Me dejó los libros, sí. Era una biblioteca importantísima. Eran dos habitaciones, llenas de libros, revistas, colecciones rarísimas. Él es de la época en que la información era impresa, y además le escribía en los márgenes. Todos los libros de él están llenos de información de altísimo nivel, y era una época en la que la única forma de conseguirla era ir a buscar revistas de afuera. Había que discriminar cuál revista tenía los datos correctos y cuál no. Y él le pegaba siempre. Era un tipo que sabía buscar.
Aprendí a escribir con él. Yo no escribía sobre cine hasta que lo conocí a él. Lo leía mucho, y fui, me le presenté en una feria del libro, para que me firme un libro que me había publicado. Él era del 22, yo soy del 68, más de 40 años de diferencia. Y él fue extraordinario conmigo porque me tuvo una enorme paciencia, y me estimuló a que yo escribiera. Nos hicimos amigos, y fuimos amigos muchos años.

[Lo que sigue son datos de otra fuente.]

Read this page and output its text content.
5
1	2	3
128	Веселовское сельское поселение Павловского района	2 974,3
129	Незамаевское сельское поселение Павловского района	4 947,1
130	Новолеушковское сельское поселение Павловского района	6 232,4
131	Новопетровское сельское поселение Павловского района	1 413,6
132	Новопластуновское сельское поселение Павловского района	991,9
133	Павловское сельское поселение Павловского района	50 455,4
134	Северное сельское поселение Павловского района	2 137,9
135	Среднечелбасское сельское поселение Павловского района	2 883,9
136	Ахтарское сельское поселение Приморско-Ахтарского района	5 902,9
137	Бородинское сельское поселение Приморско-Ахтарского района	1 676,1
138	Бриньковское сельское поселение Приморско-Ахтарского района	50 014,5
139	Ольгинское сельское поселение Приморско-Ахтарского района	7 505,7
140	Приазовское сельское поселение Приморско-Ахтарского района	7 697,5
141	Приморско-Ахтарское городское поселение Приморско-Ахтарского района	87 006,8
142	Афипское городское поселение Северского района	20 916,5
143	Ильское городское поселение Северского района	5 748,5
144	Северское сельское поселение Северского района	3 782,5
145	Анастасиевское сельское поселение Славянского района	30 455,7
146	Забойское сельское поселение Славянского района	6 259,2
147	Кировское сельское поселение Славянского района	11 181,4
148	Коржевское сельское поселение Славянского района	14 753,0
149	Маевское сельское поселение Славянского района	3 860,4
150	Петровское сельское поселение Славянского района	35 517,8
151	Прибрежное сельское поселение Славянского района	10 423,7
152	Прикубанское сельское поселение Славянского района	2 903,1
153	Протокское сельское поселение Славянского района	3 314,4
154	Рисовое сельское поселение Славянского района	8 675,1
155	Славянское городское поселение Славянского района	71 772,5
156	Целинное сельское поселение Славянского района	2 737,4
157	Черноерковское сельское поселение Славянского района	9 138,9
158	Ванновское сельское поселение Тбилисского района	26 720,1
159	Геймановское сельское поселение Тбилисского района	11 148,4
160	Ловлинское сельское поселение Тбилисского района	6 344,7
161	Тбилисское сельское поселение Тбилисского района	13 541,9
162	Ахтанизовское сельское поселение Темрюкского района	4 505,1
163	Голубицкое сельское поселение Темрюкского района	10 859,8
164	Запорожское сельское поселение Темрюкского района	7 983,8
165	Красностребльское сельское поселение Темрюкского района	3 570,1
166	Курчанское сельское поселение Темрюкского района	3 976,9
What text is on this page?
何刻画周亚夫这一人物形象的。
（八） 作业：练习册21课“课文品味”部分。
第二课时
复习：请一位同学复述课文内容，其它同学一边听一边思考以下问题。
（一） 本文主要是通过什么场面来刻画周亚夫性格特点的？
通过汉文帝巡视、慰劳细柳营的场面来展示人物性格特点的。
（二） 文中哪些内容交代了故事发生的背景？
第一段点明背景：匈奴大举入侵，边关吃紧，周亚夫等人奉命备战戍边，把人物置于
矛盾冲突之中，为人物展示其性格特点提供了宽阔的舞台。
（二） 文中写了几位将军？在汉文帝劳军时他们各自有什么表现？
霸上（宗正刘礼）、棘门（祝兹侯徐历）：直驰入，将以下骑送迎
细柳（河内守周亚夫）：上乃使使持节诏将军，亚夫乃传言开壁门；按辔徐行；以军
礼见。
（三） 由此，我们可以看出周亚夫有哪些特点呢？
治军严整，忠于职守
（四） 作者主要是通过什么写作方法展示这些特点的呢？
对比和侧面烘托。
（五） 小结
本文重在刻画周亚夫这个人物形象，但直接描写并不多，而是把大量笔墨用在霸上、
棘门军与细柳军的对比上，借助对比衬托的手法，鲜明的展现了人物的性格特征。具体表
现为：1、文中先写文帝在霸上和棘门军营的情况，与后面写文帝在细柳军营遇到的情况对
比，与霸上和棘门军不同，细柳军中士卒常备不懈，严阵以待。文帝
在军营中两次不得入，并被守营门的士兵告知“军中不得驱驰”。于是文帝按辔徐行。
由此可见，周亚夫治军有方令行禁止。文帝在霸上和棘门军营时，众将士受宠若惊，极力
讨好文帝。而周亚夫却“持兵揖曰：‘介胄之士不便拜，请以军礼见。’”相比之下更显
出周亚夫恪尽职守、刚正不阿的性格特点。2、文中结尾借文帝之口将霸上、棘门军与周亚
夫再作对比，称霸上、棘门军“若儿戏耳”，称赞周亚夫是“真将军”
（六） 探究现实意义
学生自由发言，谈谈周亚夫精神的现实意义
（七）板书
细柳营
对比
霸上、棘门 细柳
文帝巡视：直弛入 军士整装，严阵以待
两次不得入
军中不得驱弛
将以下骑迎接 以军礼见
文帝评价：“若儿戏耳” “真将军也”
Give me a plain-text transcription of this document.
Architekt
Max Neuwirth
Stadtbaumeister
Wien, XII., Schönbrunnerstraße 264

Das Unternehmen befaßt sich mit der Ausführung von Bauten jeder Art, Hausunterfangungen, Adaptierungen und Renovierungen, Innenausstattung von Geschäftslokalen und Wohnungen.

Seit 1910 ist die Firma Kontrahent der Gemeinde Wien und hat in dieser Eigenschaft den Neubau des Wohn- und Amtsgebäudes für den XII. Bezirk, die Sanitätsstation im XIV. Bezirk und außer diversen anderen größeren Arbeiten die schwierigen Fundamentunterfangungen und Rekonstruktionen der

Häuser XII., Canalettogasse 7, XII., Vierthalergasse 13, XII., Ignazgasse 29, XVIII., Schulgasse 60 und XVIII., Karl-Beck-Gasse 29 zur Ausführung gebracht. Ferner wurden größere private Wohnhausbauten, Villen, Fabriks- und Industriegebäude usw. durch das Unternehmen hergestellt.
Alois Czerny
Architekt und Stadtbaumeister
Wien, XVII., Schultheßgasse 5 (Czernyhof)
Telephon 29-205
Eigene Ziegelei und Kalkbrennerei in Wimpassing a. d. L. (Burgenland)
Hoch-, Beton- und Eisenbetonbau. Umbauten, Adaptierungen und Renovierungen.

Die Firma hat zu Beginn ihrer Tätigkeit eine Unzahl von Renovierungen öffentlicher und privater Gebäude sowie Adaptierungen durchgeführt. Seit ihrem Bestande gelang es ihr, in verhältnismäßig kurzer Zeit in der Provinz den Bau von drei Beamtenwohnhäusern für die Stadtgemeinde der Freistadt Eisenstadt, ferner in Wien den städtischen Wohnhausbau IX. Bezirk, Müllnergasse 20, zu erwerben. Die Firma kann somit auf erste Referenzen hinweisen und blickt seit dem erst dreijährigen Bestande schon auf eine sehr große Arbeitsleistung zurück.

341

Con Roger Koza, otro crítico, tuvieron un programa en el que además de enseñar a mirar y a pensar en lo que se ve, se los veía pasando muy bien. ¿Qué sería tener una mirada crítica?
Yo no soy crítico de cine, no sé si sé tanto de esa mirada. En general, escribo sobre cine desde la historia, desde lo que me pasa, desde el cineclubismo o la cinefilia. Pero crítico no soy. Roger sí, y es uno de los más importantes de Latinoamérica hoy. Somos amigos.
Tenemos muchas afinidades y nos gustan las mismas cosas. Nos pasa, nos pasaba haciendo el programa, que nos ponemos muy contentos. Nos hace muy felices hablar de las películas que nos gustan. Pero él es crítico, yo no.
Divulgás lo que te gusta, lo que te parece que puede hacer bien. A lo olvidable, ¿te parece que es mejor ignorarlo?
Sí. Salvo que sea ofensivo. Salvo que sea algo que te indigna. Entonces ahí hay que escribir desde el enojo. La forma en que J.J. Abrams lo hace matar a Han Solo, por ejemplo. (Star Wars: el despertar de la fuerza, 2015). Es indignante. Hay que rebelarse contra eso. No se puede hacer eso con un héroe de nuestra infancia. No se lo puede matar como si hubiera tropezado con una cáscara de banana. Tiene que haber épica, y ahí no la hay. O también está la posibilidad de no matarlo, siempre está posibilidad. Entonces ahí uno se indigna y algo escribe. Pero, como decís, a lo que es malo, es mejor dejarlo pasar. No hay tanto tiempo en la vida. Hay que concentrarse en lo que está bien.